Últimamente los casos de violencia contra la mujer y feminicidio han sido noticia en los medios dando una sensación de que este problema está yendo en aumento. Tal vez la velocidad de las comunicaciones y la globalización de los medios nos hagan ver lo que siempre ha sucedido de una forma más inmediata.

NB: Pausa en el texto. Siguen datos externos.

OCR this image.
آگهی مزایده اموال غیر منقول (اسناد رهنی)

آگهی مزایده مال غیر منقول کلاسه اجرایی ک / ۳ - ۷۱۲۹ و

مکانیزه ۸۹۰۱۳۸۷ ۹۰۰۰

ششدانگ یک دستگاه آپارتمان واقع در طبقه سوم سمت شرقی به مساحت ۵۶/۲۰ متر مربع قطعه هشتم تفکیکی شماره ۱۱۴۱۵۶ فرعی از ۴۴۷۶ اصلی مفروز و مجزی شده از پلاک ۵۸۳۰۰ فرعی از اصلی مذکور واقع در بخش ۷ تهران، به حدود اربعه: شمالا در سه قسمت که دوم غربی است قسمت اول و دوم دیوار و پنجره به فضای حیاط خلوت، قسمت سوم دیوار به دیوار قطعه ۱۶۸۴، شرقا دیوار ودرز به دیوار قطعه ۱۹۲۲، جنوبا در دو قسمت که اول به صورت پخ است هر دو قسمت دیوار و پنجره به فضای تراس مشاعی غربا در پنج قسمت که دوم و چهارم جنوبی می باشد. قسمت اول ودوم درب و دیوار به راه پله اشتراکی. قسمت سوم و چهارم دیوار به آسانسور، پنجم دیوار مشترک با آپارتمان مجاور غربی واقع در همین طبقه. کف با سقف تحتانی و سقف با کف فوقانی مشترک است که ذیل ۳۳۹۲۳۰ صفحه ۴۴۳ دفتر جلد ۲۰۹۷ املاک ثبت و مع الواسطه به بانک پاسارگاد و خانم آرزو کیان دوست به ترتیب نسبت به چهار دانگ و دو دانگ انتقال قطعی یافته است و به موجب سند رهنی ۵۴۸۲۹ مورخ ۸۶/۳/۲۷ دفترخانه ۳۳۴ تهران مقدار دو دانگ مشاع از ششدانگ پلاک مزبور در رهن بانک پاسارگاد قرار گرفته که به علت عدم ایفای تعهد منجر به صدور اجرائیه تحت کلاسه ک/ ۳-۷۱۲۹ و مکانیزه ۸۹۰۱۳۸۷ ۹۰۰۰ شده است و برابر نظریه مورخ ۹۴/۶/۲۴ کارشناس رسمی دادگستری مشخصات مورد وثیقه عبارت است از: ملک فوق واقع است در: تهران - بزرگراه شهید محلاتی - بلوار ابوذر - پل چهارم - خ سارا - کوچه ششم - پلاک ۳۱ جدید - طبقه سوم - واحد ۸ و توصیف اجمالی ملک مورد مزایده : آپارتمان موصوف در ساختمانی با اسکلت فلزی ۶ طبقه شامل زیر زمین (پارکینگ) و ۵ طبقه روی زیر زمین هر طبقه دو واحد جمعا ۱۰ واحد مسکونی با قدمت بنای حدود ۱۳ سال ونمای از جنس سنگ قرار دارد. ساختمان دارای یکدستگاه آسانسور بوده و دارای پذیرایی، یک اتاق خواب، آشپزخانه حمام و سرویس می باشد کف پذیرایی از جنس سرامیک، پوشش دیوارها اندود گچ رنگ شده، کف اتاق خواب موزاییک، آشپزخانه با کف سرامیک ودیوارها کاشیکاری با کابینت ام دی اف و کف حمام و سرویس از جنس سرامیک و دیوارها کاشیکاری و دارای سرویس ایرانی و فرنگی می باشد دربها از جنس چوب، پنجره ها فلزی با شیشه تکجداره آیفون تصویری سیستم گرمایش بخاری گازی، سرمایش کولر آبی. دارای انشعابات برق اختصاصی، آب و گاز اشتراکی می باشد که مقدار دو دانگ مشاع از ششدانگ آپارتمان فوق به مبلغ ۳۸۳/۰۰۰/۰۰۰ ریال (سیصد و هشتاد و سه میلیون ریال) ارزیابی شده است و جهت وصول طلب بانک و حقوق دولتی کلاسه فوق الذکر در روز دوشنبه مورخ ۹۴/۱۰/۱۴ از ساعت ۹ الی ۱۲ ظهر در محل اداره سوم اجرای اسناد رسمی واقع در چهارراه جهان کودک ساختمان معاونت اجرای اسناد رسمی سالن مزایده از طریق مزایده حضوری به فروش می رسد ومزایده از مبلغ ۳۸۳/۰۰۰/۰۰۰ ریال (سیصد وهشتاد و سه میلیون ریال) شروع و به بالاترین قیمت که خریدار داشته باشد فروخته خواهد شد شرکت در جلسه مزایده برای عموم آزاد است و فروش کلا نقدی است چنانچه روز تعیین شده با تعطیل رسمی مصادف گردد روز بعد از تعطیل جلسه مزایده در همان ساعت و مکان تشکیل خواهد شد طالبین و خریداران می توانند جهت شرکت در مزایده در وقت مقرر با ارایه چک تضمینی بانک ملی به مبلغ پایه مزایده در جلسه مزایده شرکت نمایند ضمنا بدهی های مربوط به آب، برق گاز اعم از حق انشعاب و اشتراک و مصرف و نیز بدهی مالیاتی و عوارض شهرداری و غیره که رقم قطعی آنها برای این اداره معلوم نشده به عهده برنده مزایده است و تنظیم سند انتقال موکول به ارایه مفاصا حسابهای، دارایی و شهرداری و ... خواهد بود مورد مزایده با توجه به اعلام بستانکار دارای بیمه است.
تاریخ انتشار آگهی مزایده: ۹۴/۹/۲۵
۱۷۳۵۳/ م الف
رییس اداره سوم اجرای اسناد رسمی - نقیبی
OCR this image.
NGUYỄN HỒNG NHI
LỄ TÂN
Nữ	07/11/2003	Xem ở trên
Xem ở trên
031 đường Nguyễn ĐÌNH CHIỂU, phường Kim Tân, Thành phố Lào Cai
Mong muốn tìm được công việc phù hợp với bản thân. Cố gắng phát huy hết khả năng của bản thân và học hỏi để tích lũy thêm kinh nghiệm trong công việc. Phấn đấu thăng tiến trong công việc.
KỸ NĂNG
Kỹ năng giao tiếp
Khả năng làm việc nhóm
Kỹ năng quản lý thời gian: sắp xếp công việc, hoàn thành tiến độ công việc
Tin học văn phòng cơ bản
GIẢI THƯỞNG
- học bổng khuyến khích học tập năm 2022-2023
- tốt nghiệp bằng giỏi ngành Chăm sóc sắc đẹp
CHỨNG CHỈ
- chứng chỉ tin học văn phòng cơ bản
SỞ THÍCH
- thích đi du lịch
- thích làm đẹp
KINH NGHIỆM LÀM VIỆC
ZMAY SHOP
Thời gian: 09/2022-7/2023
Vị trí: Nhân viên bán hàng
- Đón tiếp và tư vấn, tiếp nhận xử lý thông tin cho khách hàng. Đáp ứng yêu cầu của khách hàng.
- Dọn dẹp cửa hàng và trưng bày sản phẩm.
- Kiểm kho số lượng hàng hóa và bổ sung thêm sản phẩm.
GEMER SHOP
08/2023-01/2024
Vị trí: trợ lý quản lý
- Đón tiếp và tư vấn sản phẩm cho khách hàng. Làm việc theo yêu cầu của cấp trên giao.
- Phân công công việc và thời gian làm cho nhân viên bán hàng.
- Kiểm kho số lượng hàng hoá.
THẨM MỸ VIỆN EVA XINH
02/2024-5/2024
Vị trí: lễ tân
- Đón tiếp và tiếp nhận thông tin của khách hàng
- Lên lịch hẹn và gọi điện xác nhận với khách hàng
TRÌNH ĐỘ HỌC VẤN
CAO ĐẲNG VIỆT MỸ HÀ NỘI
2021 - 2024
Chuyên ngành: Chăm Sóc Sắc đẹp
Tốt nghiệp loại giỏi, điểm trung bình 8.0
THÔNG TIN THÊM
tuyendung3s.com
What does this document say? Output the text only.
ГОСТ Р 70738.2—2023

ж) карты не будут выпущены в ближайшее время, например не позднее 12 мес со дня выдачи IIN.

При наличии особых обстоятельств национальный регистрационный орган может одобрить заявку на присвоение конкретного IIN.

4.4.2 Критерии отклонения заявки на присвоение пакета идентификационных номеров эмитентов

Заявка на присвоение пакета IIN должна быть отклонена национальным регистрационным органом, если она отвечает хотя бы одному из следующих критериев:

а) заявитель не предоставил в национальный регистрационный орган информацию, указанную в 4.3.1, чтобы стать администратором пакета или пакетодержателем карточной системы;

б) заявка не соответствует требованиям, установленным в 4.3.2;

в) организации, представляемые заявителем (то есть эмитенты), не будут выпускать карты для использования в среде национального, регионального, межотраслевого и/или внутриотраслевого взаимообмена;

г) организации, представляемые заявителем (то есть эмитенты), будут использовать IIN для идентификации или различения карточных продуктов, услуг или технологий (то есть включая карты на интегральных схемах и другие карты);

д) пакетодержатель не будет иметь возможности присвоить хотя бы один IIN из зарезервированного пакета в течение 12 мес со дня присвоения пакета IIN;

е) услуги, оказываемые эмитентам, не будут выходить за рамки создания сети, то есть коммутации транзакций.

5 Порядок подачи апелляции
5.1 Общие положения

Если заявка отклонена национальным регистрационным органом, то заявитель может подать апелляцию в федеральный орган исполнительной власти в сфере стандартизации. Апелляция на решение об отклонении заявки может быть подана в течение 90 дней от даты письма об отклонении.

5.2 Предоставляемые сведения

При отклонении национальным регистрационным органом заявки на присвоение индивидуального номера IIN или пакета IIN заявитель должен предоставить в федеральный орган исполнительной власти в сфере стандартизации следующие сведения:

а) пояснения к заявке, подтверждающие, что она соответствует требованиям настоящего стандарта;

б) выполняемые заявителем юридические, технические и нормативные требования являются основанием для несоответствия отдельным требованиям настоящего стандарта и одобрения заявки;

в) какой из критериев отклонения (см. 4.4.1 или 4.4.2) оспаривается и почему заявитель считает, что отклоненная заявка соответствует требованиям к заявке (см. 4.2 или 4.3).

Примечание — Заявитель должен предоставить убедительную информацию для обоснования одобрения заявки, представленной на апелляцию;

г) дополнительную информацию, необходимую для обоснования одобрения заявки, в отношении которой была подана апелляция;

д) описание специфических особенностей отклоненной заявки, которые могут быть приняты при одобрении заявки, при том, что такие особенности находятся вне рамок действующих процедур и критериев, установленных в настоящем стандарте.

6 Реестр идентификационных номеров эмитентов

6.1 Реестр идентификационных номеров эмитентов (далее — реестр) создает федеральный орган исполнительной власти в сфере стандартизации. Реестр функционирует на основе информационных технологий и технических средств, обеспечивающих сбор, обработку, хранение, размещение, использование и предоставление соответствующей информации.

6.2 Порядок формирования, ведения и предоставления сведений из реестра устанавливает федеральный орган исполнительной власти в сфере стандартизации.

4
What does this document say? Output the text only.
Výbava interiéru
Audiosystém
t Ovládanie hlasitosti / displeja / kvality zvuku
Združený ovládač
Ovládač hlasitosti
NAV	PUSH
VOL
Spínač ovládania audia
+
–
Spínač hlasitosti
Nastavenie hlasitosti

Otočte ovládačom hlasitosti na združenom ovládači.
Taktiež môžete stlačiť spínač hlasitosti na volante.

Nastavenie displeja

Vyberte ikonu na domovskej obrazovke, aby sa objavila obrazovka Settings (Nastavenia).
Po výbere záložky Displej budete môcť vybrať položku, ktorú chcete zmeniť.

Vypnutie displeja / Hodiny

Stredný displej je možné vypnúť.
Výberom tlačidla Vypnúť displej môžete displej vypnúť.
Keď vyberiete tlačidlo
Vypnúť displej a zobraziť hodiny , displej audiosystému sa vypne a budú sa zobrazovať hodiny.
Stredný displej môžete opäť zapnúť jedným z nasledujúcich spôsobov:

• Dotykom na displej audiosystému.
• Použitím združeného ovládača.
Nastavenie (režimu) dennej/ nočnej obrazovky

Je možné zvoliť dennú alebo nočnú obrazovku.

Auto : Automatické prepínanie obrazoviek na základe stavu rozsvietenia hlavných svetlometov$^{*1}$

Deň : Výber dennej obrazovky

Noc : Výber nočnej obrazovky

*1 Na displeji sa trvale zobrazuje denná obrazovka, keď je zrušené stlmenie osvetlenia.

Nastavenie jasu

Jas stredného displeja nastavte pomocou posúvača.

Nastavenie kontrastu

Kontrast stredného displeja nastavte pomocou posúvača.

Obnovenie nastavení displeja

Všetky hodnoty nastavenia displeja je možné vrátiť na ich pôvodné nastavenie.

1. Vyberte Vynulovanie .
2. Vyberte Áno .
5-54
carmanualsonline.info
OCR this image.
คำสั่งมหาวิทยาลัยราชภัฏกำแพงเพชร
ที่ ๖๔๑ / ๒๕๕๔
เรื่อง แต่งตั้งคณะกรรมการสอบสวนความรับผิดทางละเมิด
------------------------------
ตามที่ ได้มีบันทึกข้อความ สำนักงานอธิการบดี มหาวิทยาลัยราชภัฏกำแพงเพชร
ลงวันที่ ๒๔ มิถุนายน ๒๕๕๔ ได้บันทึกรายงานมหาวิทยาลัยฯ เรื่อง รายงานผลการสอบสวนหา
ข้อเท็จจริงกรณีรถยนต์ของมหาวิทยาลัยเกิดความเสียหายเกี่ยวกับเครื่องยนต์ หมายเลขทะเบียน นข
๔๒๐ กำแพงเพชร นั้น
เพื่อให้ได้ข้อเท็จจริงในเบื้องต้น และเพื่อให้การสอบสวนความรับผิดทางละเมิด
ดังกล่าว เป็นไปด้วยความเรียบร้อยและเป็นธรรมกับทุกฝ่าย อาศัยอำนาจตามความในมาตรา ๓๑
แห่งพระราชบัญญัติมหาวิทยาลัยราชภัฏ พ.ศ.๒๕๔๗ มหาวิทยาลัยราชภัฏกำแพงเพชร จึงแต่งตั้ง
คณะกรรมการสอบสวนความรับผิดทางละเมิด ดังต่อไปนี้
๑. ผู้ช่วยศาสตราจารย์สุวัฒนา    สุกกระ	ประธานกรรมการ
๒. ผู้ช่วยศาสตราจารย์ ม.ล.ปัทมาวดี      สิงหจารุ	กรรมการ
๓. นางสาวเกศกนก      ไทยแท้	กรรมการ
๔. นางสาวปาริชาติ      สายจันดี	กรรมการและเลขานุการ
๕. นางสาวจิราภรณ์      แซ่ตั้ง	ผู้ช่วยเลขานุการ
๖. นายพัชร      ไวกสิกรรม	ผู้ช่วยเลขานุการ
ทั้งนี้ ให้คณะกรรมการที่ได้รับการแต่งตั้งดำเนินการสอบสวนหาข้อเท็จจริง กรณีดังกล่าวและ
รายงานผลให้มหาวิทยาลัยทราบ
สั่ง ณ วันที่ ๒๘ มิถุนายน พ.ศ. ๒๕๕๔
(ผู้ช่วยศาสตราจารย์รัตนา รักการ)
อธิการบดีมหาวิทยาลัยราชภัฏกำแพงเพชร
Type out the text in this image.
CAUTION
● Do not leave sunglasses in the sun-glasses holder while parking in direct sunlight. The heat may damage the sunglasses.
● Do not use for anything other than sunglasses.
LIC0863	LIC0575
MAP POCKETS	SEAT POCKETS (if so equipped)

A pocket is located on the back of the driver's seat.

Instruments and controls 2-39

Sea cual fuese la respuesta, el punto es que es un problema latente que se debe tomar de raíz donde el estado debería implementar un programa estructural con base en la educación para apaciguar de alguna manera esta lacra que lejos de reducirse sigue en aumento. Un estudio de la Organización Mundial de la Salud (OMS) indica que, el agresor en su mayoría es la propia pareja. El estudio además subraya que la violencia conyugal desencadena de manera significativa problemas de salud mental en las víctimas, en tanto las mujeres que han sufrido violencia por parte de su pareja tienen casi el doble de probabilidades de sufrir depresión en comparación con las que no la padecieron.
Nuestro país no es ajeno a esta realidad y anualmente se denuncian alrededor de siete mil violaciones y cerca de 100 mil casos de violencia familiar. A pesar de que estas cifras oficiales son altas en comparación a otros países de la región, hay que tomar en cuenta que el número total es mucho mayor puesto que no están incluidos aquellos casos que no son denunciados.
Definitivamente, la violencia contra la mujer no es un problema de ahora, sino algo más terrible, es un fenómeno estable que tiene mucho más tiempo del que se piensa. Este no es producto de la delincuencia común o del crimen organizado, sino que se debe más a la permanencia y continuidad de una compleja estructura de desigualdades.